The hell you make
Dark Meets Light
Modernizing existentialism: That’s the concept that Penny Kline, artistic director for Ovation Stage, uses in her updated version of Jean-Paul Sartre’s surreal drama No Exit. As Kline has explained it, her idea for taking on the Sartre classic as her theater company’s fourth production was met with groans of “dated” or “overdone.” So, instead, Kline took pen in hand, kept the original premise, but created more current characters and up-to-date dialogue.
The result is Kline’s Dark Meets Light, and the result is both captivating and suspenseful—all while keeping the original play’s thought-provoking themes.
Sartre set his original drama in an eternal, bleak resting place where a person is surrounded by blank walls while interacting with other similar human beings.

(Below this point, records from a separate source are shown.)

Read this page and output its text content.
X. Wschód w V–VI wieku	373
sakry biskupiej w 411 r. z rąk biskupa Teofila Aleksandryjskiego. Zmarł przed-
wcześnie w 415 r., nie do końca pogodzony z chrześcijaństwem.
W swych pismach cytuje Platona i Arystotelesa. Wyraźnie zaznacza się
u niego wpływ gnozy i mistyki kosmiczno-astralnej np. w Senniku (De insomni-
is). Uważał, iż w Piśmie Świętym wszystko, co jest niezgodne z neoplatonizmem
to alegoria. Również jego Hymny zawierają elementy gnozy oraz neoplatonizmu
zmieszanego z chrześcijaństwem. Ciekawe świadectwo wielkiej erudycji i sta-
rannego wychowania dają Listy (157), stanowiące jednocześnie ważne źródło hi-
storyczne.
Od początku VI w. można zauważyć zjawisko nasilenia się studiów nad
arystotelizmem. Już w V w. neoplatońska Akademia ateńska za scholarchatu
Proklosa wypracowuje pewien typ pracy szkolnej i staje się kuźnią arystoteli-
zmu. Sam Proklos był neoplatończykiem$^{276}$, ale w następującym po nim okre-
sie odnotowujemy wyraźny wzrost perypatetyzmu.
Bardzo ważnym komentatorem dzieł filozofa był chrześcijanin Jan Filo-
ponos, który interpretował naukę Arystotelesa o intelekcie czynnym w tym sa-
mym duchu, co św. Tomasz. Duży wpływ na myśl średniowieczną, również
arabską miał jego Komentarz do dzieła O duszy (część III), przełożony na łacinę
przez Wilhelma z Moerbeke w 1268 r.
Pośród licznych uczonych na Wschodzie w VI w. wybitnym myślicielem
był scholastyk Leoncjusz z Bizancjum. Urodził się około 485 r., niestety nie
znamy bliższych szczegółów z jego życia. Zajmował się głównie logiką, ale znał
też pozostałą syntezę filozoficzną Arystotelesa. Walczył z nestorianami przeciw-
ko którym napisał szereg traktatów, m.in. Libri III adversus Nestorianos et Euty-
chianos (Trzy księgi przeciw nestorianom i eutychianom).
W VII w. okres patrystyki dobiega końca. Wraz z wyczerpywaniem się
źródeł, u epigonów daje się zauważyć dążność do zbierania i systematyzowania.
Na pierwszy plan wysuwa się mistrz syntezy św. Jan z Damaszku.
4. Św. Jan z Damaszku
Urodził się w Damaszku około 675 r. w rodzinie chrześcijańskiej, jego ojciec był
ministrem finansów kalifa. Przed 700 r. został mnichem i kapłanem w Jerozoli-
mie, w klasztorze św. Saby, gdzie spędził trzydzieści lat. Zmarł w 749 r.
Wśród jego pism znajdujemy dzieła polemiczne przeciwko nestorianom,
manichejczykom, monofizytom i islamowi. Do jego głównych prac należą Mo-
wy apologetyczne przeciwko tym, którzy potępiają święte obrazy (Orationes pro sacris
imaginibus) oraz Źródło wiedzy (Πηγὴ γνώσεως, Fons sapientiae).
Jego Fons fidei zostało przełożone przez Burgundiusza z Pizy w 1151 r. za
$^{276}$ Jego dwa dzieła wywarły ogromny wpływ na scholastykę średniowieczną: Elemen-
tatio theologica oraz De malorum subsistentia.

The resulting conclusion: Hell is other people. And your own inner self.
Here, Kline maintains Sartre’s basic story in which a valet brings guests into a stark white room where they have nothing to distract themselves from their own inner thoughts and past life deeds. Kline gives us a present-day cast of characters, misdeeds and issues that include such topics as religion, politics, alcohol, guns, birth control and sexual preference.

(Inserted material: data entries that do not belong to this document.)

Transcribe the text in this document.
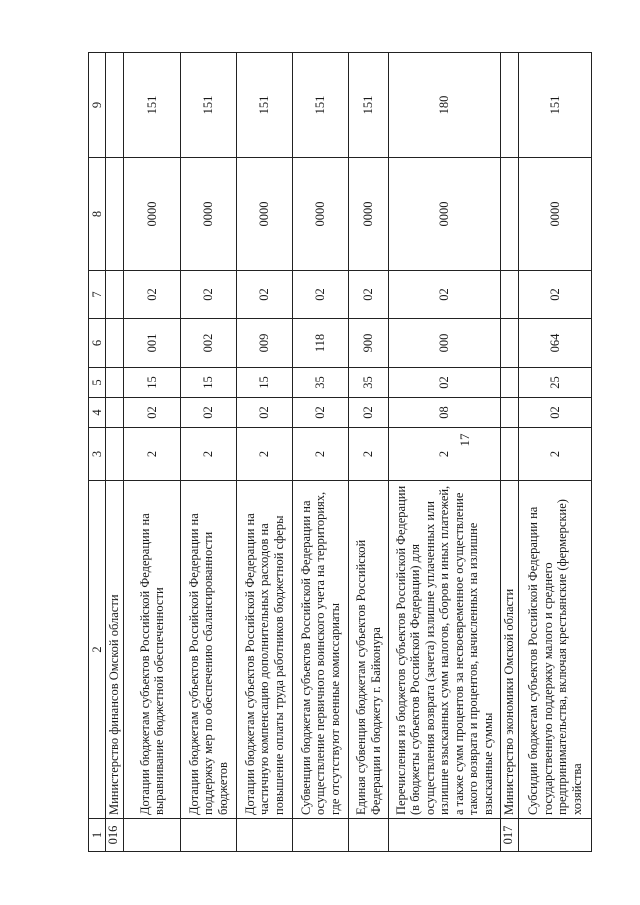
17
1	2	3	4	5	6	7	8	9
016	Министерство финансов Омской области							
	Дотации бюджетам субъектов Российской Федерации на выравнивание бюджетной обеспеченности	2	02	15	001	02	0000	151
	Дотации бюджетам субъектов Российской Федерации на поддержку мер по обеспечению сбалансированности бюджетов	2	02	15	002	02	0000	151
	Дотации бюджетам субъектов Российской Федерации на частичную компенсацию дополнительных расходов на повышение оплаты труда работников бюджетной сферы	2	02	15	009	02	0000	151
	Субвенции бюджетам субъектов Российской Федерации на осуществление первичного воинского учета на территориях, где отсутствуют военные комиссариаты	2	02	35	118	02	0000	151
	Единая субвенция бюджетам субъектов Российской Федерации и бюджету г. Байконура	2	02	35	900	02	0000	151
	Перечисления из бюджетов субъектов Российской Федерации (в бюджеты субъектов Российской Федерации) для осуществления возврата (зачета) излишне уплаченных или излишне взысканных сумм налогов, сборов и иных платежей, а также сумм процентов за несвоевременное осуществление такого возврата и процентов, начисленных на излишне взысканные суммы	2	08	02	000	02	0000	180
017	Министерство экономики Омской области							
	Субсидии бюджетам субъектов Российской Федерации на государственную поддержку малого и среднего предпринимательства, включая крестьянские (фермерские) хозяйства	2	02	25	064	02	0000	151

The six-member cast—the valet, four guests and a serpent representing inner thoughts—work as a cohesive, talented team. The small studio space at Three Penny Theatre is also painted a glaring white, which presents a stark backdrop that captures the nothingness of eternity. A misstep that breaks the consistent bleak mood is the use of a movie clip at the end instead of having the cast act out the same film scene. Overall, though, prepare for engaging conversations about the issues this drama presents.